Anyway, I was strange. I was socially awkward. I was smart-school always came easy to me-but I didn’t interact well with other people. I never really learned and the older I’ve gotten the less I’ve cared to learn. To my own detriment, I know.
I had my best friend from kindergarten until fifth grade when she got pretty and I was still homely and she wanted nothing to do with me. Then I had a best friend from 7th grade until 10th grade when we had a falling out. My fault, I will admit. I still miss him sometimes.
I haven’t had a best friend since. Not unless you count my sister.
Sam thinks I’m weird because of this. Maybe I am. But I’m rambling…
The point is, I have spent the majority of my life in my head. The friends I had I only had during the school year.During the summer I was on my own again.
I spent-and still spend-days in bed with a book. The characters I could understand. The characters reached out from their pages and whispered “you’re okay” They still do. I still need that. When a person tells you you are going to be okay I can’t help but feel they are lying. Sometimes to make you feel better-mostly to make themselves feel like they were helpful so they can go about their lives. I don’t blame them, but I don’t trust it either.
That’s part of the socially awkward thing.
When a character in a book tells you that you aren’t so strange it’s not out of pity. It’s not an attempt to brush your feelings under the rug so you can go back to talking about them.
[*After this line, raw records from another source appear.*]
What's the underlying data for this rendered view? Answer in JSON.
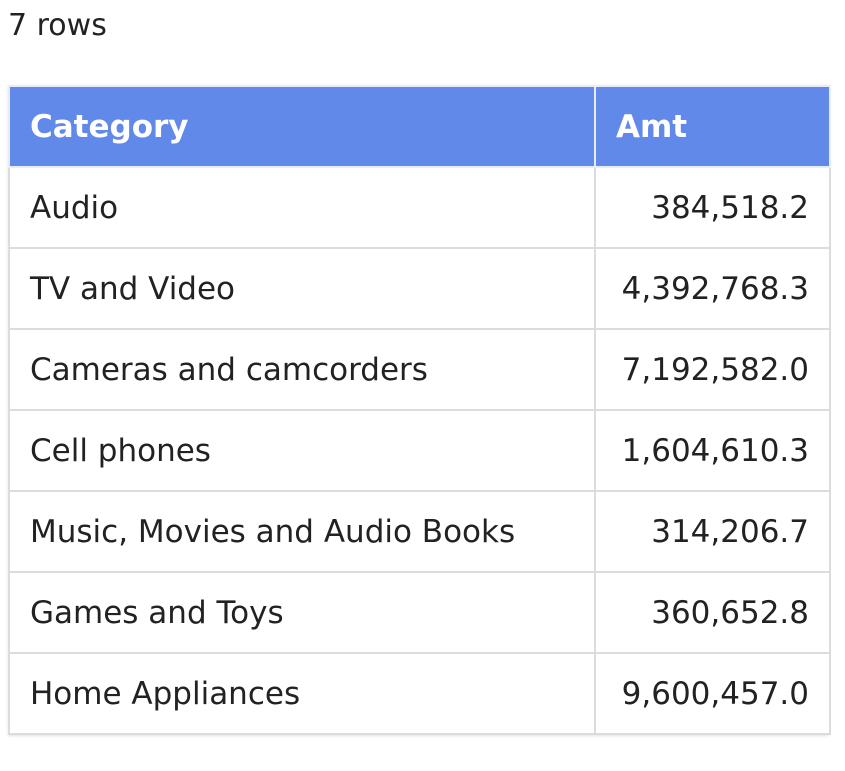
{
  "row_count_label": "7 rows",
  "table": {
    "columns": [
      "Category",
      "Amt"
    ],
    "header_color": "#6189ea",
    "rows": [
      {
        "category": "Audio",
        "amt": "384,518.2"
      },
      {
        "category": "TV and Video",
        "amt": "4,392,768.3"
      },
      {
        "category": "Cameras and camcorders",
        "amt": "7,192,582.0"
      },
      {
        "category": "Cell phones",
        "amt": "1,604,610.3"
      },
      {
        "category": "Music, Movies and Audio Books",
        "amt": "314,206.7"
      },
      {
        "category": "Games and Toys",
        "amt": "360,652.8"
      },
      {
        "category": "Home Appliances",
        "amt": "9,600,457.0"
      }
    ]
  }
}
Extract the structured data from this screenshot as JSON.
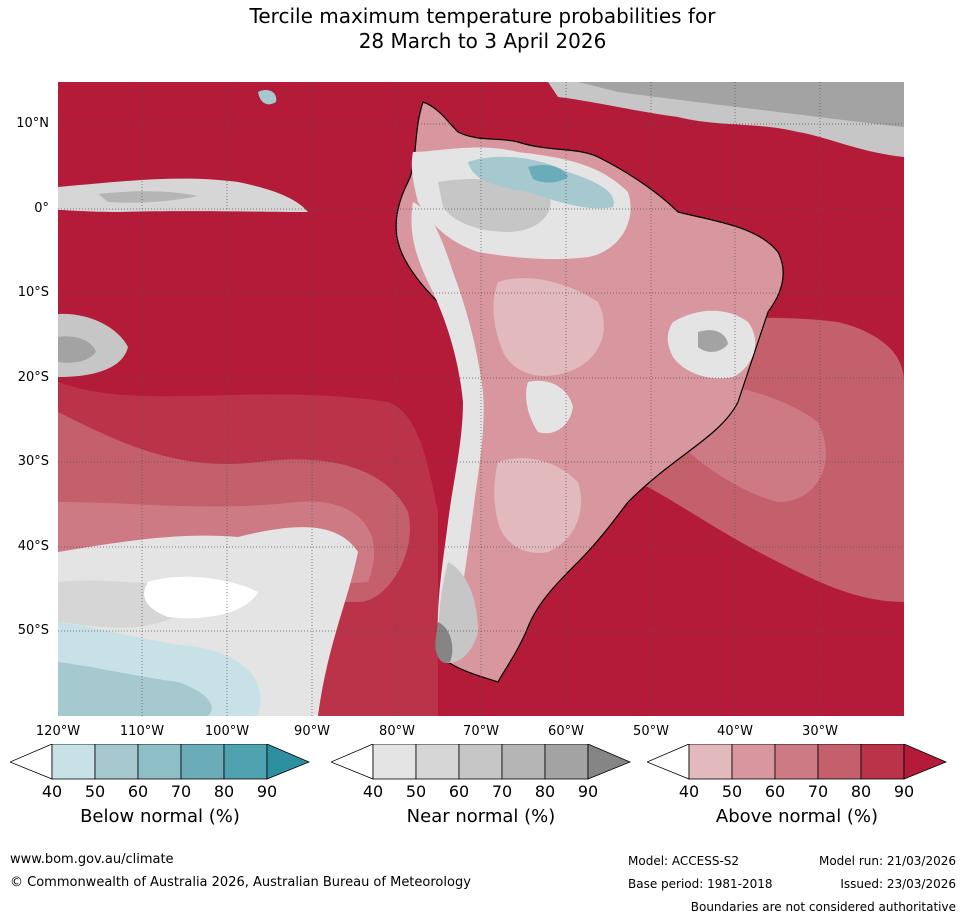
{
  "title": {
    "line1": "Tercile maximum temperature probabilities for",
    "line2": "28 March to 3 April 2026"
  },
  "map": {
    "latitude_labels": [
      "10°N",
      "0°",
      "10°S",
      "20°S",
      "30°S",
      "40°S",
      "50°S"
    ],
    "longitude_labels": [
      "120°W",
      "110°W",
      "100°W",
      "90°W",
      "80°W",
      "70°W",
      "60°W",
      "50°W",
      "40°W",
      "30°W"
    ]
  },
  "colorbars": {
    "below": {
      "title": "Below normal (%)",
      "ticks": [
        "40",
        "50",
        "60",
        "70",
        "80",
        "90"
      ],
      "colors": [
        "#ffffff",
        "#c8e1e7",
        "#a6c9cf",
        "#8ebec6",
        "#6aadb9",
        "#4fa2b0",
        "#2e8fa0"
      ]
    },
    "near": {
      "title": "Near normal (%)",
      "ticks": [
        "40",
        "50",
        "60",
        "70",
        "80",
        "90"
      ],
      "colors": [
        "#ffffff",
        "#e4e4e4",
        "#d6d6d6",
        "#c6c6c6",
        "#b5b5b5",
        "#a3a3a3",
        "#858585"
      ]
    },
    "above": {
      "title": "Above normal (%)",
      "ticks": [
        "40",
        "50",
        "60",
        "70",
        "80",
        "90"
      ],
      "colors": [
        "#ffffff",
        "#e2b9bd",
        "#d8979f",
        "#ce7a84",
        "#c45f6c",
        "#bb3348",
        "#b31b38"
      ]
    }
  },
  "footer": {
    "website": "www.bom.gov.au/climate",
    "copyright": "© Commonwealth of Australia 2026, Australian Bureau of Meteorology",
    "model": "Model: ACCESS-S2",
    "model_run": "Model run: 21/03/2026",
    "base_period": "Base period: 1981-2018",
    "issued": "Issued: 23/03/2026",
    "boundaries_note": "Boundaries are not considered authoritative"
  }
}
When a character reaches out and tells you that they love you and you’re not so weird…it’s different. It’s never literal, obviously. No character is breaking the fourth wall to turn and look at you and say “you’re all right kid” It’s more that you find yourselves in the characters that you read.
I found the Amanda Palmer video on Facebook. She did a concert series “An Evening With Neil Gaiman and Amanda Palmer” a while back and now they are releasing the documentary. She posted the first part of the documentary and that was near the end of the 11 minutes. If you are interested in watching it, you can find it here
I found myself tearing up, ridiculously, because I understood. Because I had the Judy Blume books. I had the Hardy Boys and Nancy Drew and the Boxcar Children. I loved the Boxcar Children. I would spend days laying on my floor and reading those books.
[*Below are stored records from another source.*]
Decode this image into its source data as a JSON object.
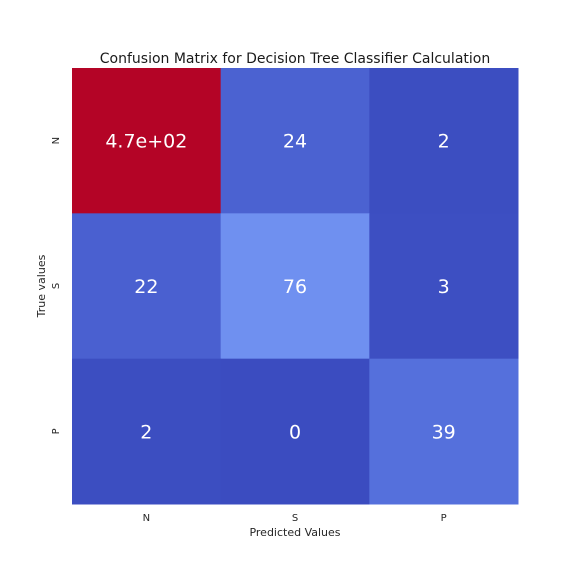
{
  "chart_data": {
    "type": "heatmap",
    "title": "Confusion Matrix for Decision Tree Classifier Calculation",
    "xlabel": "Predicted Values",
    "ylabel": "True values",
    "x_categories": [
      "N",
      "S",
      "P"
    ],
    "y_categories": [
      "N",
      "S",
      "P"
    ],
    "values": [
      [
        470,
        24,
        2
      ],
      [
        22,
        76,
        3
      ],
      [
        2,
        0,
        39
      ]
    ],
    "annotations": [
      [
        "4.7e+02",
        "24",
        "2"
      ],
      [
        "22",
        "76",
        "3"
      ],
      [
        "2",
        "0",
        "39"
      ]
    ],
    "colormap": "coolwarm",
    "colorbar": false,
    "grid": false
  }
}
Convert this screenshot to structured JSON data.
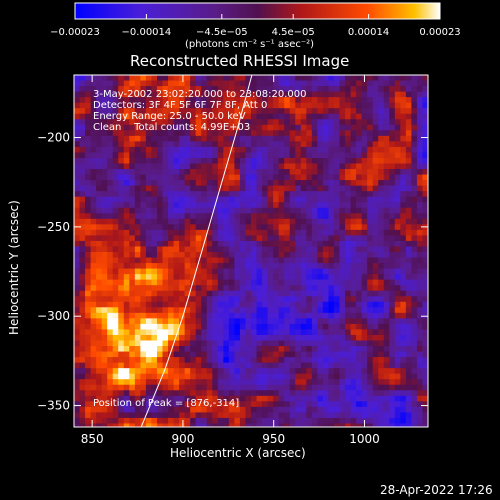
{
  "chart_data": {
    "type": "heatmap",
    "title": "Reconstructed RHESSI Image",
    "xlabel": "Heliocentric X (arcsec)",
    "ylabel": "Heliocentric Y (arcsec)",
    "xlim": [
      840,
      1035
    ],
    "ylim": [
      -362,
      -165
    ],
    "x_ticks": [
      850,
      900,
      950,
      1000
    ],
    "y_ticks": [
      -200,
      -250,
      -300,
      -350
    ],
    "x_tick_labels": [
      "850",
      "900",
      "950",
      "1000"
    ],
    "y_tick_labels": [
      "−200",
      "−250",
      "−300",
      "−350"
    ],
    "colorbar": {
      "range": [
        -0.00023,
        0.00023
      ],
      "ticks": [
        -0.00023,
        -0.00014,
        -4.5e-05,
        4.5e-05,
        0.00014,
        0.00023
      ],
      "tick_labels": [
        "−0.00023",
        "−0.00014",
        "−4.5e−05",
        "4.5e−05",
        "0.00014",
        "0.00023"
      ],
      "units": "(photons cm⁻² s⁻¹ asec⁻²)",
      "colors": [
        "#0000ff",
        "#5a1ee6",
        "#7a2aa0",
        "#a81a1a",
        "#ff3c00",
        "#ffaa00",
        "#ffffff"
      ]
    },
    "info_lines": [
      "3-May-2002 23:02:20.000 to 23:08:20.000",
      "Detectors: 3F 4F 5F 6F 7F 8F, Att 0",
      "Energy Range: 25.0 - 50.0 keV",
      "Clean    Total counts: 4.99E+03"
    ],
    "peak_label": "Position of Peak = [876,-314]",
    "limb_curve": [
      [
        877,
        -362
      ],
      [
        890,
        -330
      ],
      [
        900,
        -300
      ],
      [
        910,
        -265
      ],
      [
        920,
        -230
      ],
      [
        930,
        -195
      ],
      [
        938,
        -165
      ]
    ]
  },
  "footer": {
    "timestamp": "28-Apr-2022 17:26"
  }
}
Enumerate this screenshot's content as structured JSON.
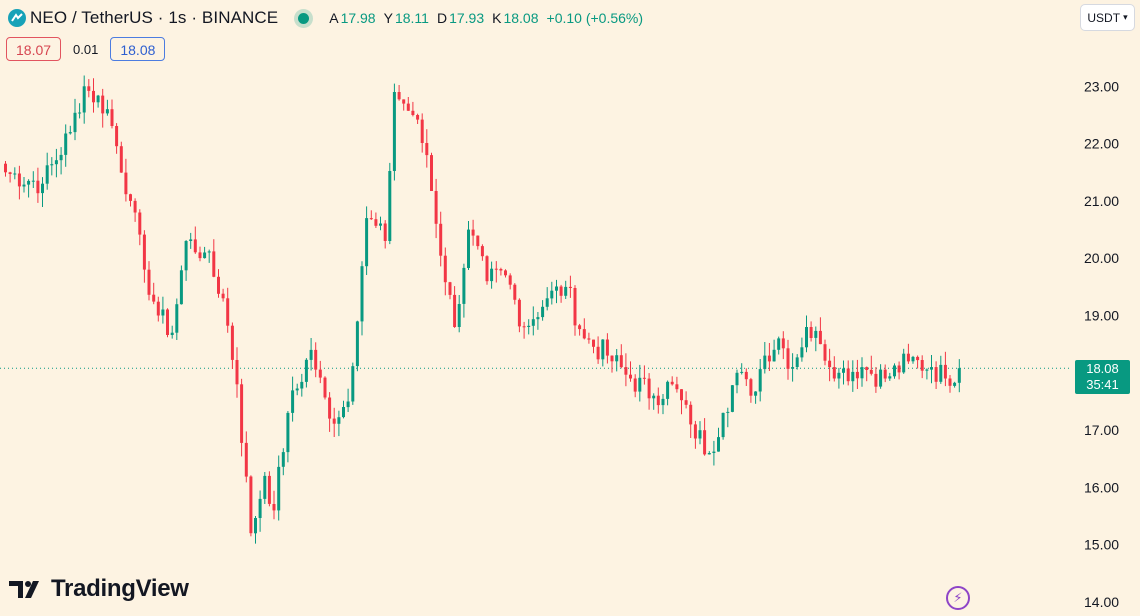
{
  "header": {
    "symbol_title": "NEO / TetherUS · 1s · BINANCE",
    "ohlc": [
      {
        "key": "A",
        "value": "17.98"
      },
      {
        "key": "Y",
        "value": "18.11"
      },
      {
        "key": "D",
        "value": "17.93"
      },
      {
        "key": "K",
        "value": "18.08"
      }
    ],
    "change": "+0.10 (+0.56%)",
    "sell_price": "18.07",
    "spread": "0.01",
    "buy_price": "18.08",
    "currency": "USDT"
  },
  "last_price": {
    "price": "18.08",
    "countdown": "35:41"
  },
  "brand": {
    "name": "TradingView"
  },
  "icons": {
    "logo": "tradingview-logo-icon",
    "status": "market-open-dot-icon",
    "bolt": "lightning-icon"
  },
  "colors": {
    "up": "#089981",
    "down": "#f23645",
    "background": "#fdf3e2",
    "accent": "#8e44c7"
  },
  "chart_data": {
    "type": "candlestick",
    "symbol": "NEO / TetherUS",
    "interval": "1s",
    "exchange": "BINANCE",
    "y_axis_ticks": [
      "23.00",
      "22.00",
      "21.00",
      "20.00",
      "19.00",
      "18.00",
      "17.00",
      "16.00",
      "15.00",
      "14.00"
    ],
    "ylim": [
      14.0,
      23.0
    ],
    "last_price": 18.08,
    "keypoints": [
      [
        0,
        21.5
      ],
      [
        8,
        21.3
      ],
      [
        14,
        22.2
      ],
      [
        17,
        23.0
      ],
      [
        22,
        22.6
      ],
      [
        27,
        21.0
      ],
      [
        30,
        19.8
      ],
      [
        33,
        19.0
      ],
      [
        36,
        18.7
      ],
      [
        39,
        20.3
      ],
      [
        43,
        20.1
      ],
      [
        47,
        19.3
      ],
      [
        50,
        17.8
      ],
      [
        53,
        15.2
      ],
      [
        56,
        16.2
      ],
      [
        58,
        15.6
      ],
      [
        61,
        17.3
      ],
      [
        66,
        18.4
      ],
      [
        70,
        17.2
      ],
      [
        74,
        17.5
      ],
      [
        78,
        20.7
      ],
      [
        82,
        20.3
      ],
      [
        84,
        22.9
      ],
      [
        88,
        22.5
      ],
      [
        91,
        21.8
      ],
      [
        93,
        20.6
      ],
      [
        97,
        18.8
      ],
      [
        100,
        20.5
      ],
      [
        104,
        19.6
      ],
      [
        108,
        19.7
      ],
      [
        112,
        18.8
      ],
      [
        117,
        19.3
      ],
      [
        121,
        19.5
      ],
      [
        125,
        18.6
      ],
      [
        130,
        18.3
      ],
      [
        135,
        17.9
      ],
      [
        140,
        17.6
      ],
      [
        144,
        17.8
      ],
      [
        148,
        17.1
      ],
      [
        152,
        16.6
      ],
      [
        155,
        17.3
      ],
      [
        158,
        18.0
      ],
      [
        161,
        17.6
      ],
      [
        164,
        18.3
      ],
      [
        167,
        18.6
      ],
      [
        170,
        18.1
      ],
      [
        173,
        18.8
      ],
      [
        176,
        18.5
      ],
      [
        180,
        18.0
      ],
      [
        185,
        18.1
      ],
      [
        190,
        17.9
      ],
      [
        195,
        18.2
      ],
      [
        200,
        18.1
      ],
      [
        203,
        17.9
      ],
      [
        206,
        18.08
      ]
    ]
  }
}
Later I had Harry Potter and Artemis Fowl.
Which is why I wanted to share the song.
Because I was reminded for a few minutes of being the scared, socially awkward, teased little girl sitting on the wall with a book. Because characters were always nicer to me than people.
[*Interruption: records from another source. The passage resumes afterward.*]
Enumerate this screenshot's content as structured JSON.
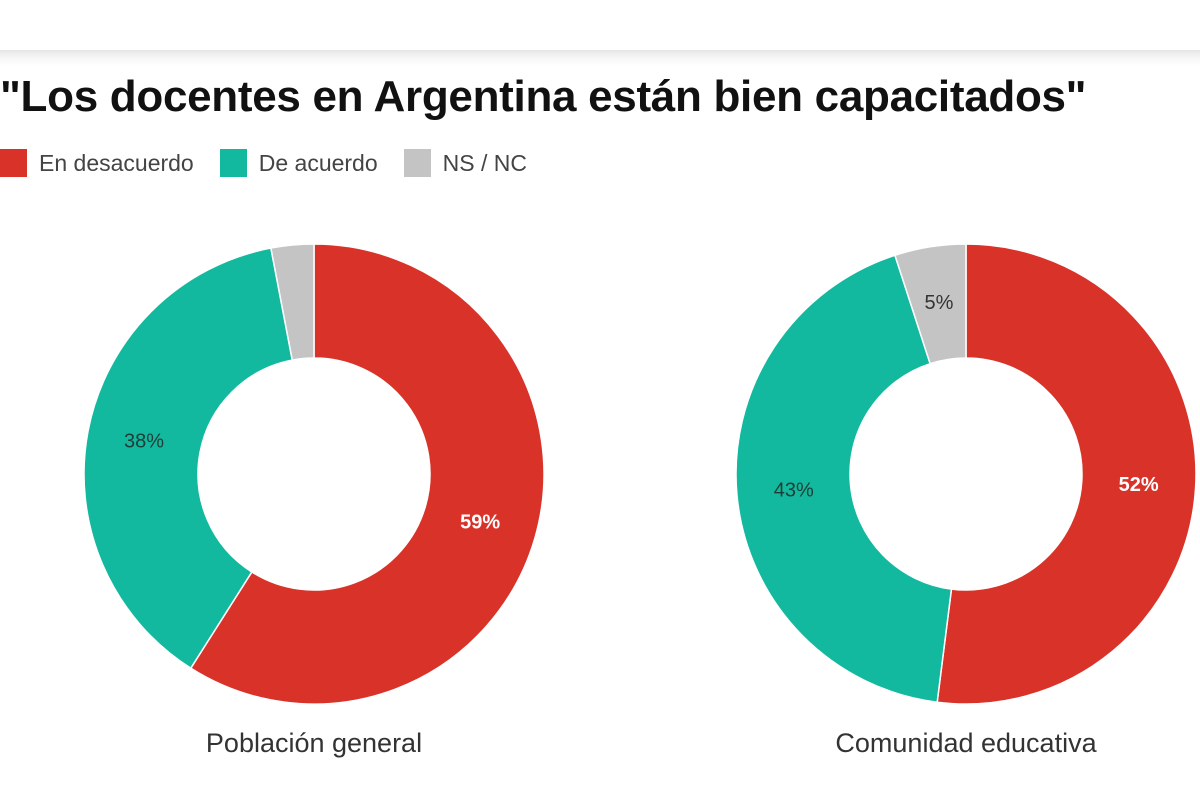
{
  "chart_data": {
    "type": "pie",
    "variant": "donut",
    "title": "\"Los docentes en Argentina están bien capacitados\"",
    "legend": [
      {
        "label": "En desacuerdo",
        "color": "#d93229"
      },
      {
        "label": "De acuerdo",
        "color": "#13b99e"
      },
      {
        "label": "NS / NC",
        "color": "#c4c4c4"
      }
    ],
    "legend_position": "top-left",
    "charts": [
      {
        "caption": "Población general",
        "slices": [
          {
            "name": "En desacuerdo",
            "value": 59,
            "label": "59%",
            "color": "#d93229",
            "label_color": "#ffffff",
            "label_bold": true
          },
          {
            "name": "De acuerdo",
            "value": 38,
            "label": "38%",
            "color": "#13b99e",
            "label_color": "#1f3d38",
            "label_bold": false
          },
          {
            "name": "NS / NC",
            "value": 3,
            "label": "",
            "color": "#c4c4c4",
            "label_color": "#333333",
            "label_bold": false
          }
        ]
      },
      {
        "caption": "Comunidad educativa",
        "slices": [
          {
            "name": "En desacuerdo",
            "value": 52,
            "label": "52%",
            "color": "#d93229",
            "label_color": "#ffffff",
            "label_bold": true
          },
          {
            "name": "De acuerdo",
            "value": 43,
            "label": "43%",
            "color": "#13b99e",
            "label_color": "#1f3d38",
            "label_bold": false
          },
          {
            "name": "NS / NC",
            "value": 5,
            "label": "5%",
            "color": "#c4c4c4",
            "label_color": "#333333",
            "label_bold": false
          }
        ]
      }
    ]
  }
}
I’m still that scared, socially awkward little girl. I’m just packaged in big girl clothing now. I still don’t know what to say to people when I meet them or even until I’ve met them a few times. I’m still awkward for the first few hours to about a day when Sam’s dad stays with us and he and I have been together 3 years.
When whoever I was talking with leaves, I rapidly become convinced until I see them again that they wanted nothing to do with me. They were being polite. I dissect every single facial expression and turn of phrase to justify my insecurities. It drives Sam-who is self-confident in everything he does-insane.
But despite everything, I still have my shelves and shelves of books. I still have my shelves and boxes of characters who love me just for opening the pages and spending some time with them. They don’t judge or criticize. They don’t try to fix me. They are off having their own adventures and are happy to have me along.
Words are important. They have power just in being written or said or even read. I think that is why so many people crave to be writers and identify themselves as such even if they haven’t written a word in years. Because all of us need those characters. All of us need someone-fictional or otherwise-to sit with us and accept us when we can’t find the strength to accept ourselves. Sometimes that character is one we create ourselves.’
You are not weird. You are not ugly. You are not useless. You have purpose. You define who you are. You define your worth. Not the media, not your parents or your boyfriend or your friends. You. Anyone who tells you otherwise isn’t seeing you clearly.